The Federal Reserve’s Open Market Committee (FOMC) statement was of some disappointment to the market when it traded the “considerable time” clause for “patient,” but threw a bone by characterizing the economy as “solid.” I took that as a tip that committee had seen a GDP number that was closer to the Atlanta Fed’s tracker of 3.5%, which didn’t exactly pan out. I can guess they were trying to position it instead, or less likely, they just hadn’t seen it after all. Stock market mavens remain firmly entrenched against any rate increase that might upset the equity party, but the Fed’s problem isn’t that short rates of fifty basis points would upset the economy – it’d be near-meaningless from a practical standpoint – but that the business cycle isn’t going to last forever. If the central bank gets to the end of it with ZIRP still in place, what recourse will it have to cushion any blows?
Clues that we are in the last stages of the cycle come from consumer confidence numbers that are at cycle highs, as the Conference Board’s reading of 102.9 9 (the highest since the last cycle peak year of 2007). The number is obviously influenced by falling gasoline prices, but these numbers correlate poorly with spending. A look at weekly chain store data suggests we are headed for another weak month of retail sales in January. There aren’t any hard-and-fast rules about this kind of thing, but objective looks at past data keep suggesting that we are in the last year of the expansion.

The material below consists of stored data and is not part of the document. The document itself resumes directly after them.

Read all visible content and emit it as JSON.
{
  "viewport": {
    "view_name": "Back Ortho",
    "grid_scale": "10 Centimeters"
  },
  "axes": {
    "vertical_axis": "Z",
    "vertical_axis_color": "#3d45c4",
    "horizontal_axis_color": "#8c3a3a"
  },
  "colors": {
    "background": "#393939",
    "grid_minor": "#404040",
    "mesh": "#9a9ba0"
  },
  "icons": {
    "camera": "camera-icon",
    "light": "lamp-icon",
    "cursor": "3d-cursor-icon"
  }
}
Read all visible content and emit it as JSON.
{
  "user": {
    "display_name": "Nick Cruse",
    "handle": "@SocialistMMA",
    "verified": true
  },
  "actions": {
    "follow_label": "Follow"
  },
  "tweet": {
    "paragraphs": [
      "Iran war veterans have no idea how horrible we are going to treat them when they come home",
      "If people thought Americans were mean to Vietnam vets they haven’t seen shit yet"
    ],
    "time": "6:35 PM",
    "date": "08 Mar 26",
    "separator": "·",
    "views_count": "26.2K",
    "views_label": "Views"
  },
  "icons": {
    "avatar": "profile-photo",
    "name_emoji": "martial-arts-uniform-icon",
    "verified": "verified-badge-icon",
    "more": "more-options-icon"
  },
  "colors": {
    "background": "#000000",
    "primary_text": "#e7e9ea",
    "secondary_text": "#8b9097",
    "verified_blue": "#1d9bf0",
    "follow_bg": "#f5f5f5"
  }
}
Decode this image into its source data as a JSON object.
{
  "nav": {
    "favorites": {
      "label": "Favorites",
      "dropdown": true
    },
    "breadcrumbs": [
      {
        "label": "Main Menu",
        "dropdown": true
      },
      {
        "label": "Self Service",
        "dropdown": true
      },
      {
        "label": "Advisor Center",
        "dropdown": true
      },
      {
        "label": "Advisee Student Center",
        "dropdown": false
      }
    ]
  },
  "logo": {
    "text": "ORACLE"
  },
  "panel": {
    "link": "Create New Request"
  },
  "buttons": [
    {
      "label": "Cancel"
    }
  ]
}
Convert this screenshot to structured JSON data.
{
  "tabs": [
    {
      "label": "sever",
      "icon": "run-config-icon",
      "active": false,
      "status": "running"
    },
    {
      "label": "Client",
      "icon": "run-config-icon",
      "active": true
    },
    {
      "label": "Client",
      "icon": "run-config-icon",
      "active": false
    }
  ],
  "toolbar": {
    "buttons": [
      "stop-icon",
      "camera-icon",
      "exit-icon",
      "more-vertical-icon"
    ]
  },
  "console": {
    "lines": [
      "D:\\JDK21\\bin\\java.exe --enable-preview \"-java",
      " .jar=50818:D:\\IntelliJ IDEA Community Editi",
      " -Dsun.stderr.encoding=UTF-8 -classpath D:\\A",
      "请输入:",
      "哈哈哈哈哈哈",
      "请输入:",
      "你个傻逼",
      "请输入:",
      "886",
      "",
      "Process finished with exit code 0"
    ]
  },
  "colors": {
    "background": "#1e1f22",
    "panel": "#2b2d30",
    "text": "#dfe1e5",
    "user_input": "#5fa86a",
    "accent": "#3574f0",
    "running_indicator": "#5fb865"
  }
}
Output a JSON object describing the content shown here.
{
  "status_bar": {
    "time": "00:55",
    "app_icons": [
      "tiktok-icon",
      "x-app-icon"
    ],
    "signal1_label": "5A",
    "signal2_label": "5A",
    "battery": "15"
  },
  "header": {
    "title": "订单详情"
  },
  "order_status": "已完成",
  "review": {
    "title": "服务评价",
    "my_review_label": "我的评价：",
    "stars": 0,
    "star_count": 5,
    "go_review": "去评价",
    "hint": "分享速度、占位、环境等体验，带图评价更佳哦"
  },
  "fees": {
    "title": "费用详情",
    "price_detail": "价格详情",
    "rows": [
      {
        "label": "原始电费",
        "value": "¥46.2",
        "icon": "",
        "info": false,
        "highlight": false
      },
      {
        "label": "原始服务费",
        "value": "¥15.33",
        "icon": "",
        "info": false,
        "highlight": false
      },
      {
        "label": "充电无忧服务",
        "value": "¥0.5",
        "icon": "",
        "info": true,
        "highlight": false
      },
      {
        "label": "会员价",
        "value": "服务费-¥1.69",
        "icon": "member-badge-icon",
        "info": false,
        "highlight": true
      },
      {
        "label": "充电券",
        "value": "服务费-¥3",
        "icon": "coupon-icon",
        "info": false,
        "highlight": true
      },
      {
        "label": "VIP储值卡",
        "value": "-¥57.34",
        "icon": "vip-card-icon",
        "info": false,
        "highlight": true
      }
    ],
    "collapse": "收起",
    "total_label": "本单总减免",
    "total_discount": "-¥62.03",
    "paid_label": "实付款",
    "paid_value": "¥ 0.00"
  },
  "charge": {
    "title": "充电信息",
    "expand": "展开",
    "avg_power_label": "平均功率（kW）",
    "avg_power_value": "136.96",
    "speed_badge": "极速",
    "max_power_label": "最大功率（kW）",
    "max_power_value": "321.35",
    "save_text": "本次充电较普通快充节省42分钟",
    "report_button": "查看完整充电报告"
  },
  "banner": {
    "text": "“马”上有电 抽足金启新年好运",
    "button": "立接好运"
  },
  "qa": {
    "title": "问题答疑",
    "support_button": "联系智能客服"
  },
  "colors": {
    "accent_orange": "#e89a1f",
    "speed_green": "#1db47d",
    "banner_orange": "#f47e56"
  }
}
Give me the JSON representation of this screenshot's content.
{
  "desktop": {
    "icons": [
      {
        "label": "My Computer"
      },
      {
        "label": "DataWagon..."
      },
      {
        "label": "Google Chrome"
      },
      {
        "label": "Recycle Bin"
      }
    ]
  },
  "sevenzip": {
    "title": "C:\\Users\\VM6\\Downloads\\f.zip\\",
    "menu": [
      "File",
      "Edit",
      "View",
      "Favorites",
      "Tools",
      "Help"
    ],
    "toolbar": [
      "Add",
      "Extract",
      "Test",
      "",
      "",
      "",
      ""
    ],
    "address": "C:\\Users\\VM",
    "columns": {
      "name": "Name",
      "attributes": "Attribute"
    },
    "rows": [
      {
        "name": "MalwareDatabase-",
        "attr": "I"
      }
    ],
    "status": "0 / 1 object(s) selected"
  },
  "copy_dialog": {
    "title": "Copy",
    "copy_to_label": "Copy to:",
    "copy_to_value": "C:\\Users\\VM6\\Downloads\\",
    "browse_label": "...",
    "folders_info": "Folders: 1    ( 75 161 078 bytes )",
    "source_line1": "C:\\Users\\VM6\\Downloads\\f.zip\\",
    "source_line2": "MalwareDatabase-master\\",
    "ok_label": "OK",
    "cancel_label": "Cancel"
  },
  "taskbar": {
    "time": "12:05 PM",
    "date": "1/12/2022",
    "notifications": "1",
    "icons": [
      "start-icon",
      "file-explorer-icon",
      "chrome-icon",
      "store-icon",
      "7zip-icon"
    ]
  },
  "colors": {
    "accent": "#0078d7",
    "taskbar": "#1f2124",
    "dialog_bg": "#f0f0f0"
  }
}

The employment cost index remained steady at a 2.2% year-on-year rate in the fourth quarter. I don’t know how we are going to get past 4% nominal GDP with that kind of trend. The Chicago PMI rose to 59.4, but that number has been so asymmetrically high since it was taken over by Deutsche Bors that neither I nor the Street give it much heed anymore.
The national PMI, or purchasing index, comes out Monday from the ISM, along with December construction data and personal income and spending data. It’s a busy week, but the focus will be on Friday’s jobs report. Claims data showed no evidence of weakening from the recent 200K+ trend, though there is more to the headline number than that factor alone. Consensus is for a net add of 230K, which seems quite reasonable to me, but whether or not the unemployment rate moves a tick is less important than the caveat that jobs are a lagging indicator.
The week is rounded out by factory orders on Tuesday – largely signaled in the red by last week’s durable goods report – the ISM non-manufacturing index on Wednesday and international trade on Thursday. As is their wont, Fed governors will be all over the place speaking in the wake of the latest statement, so we could see some volatility from various claims and counter-claims.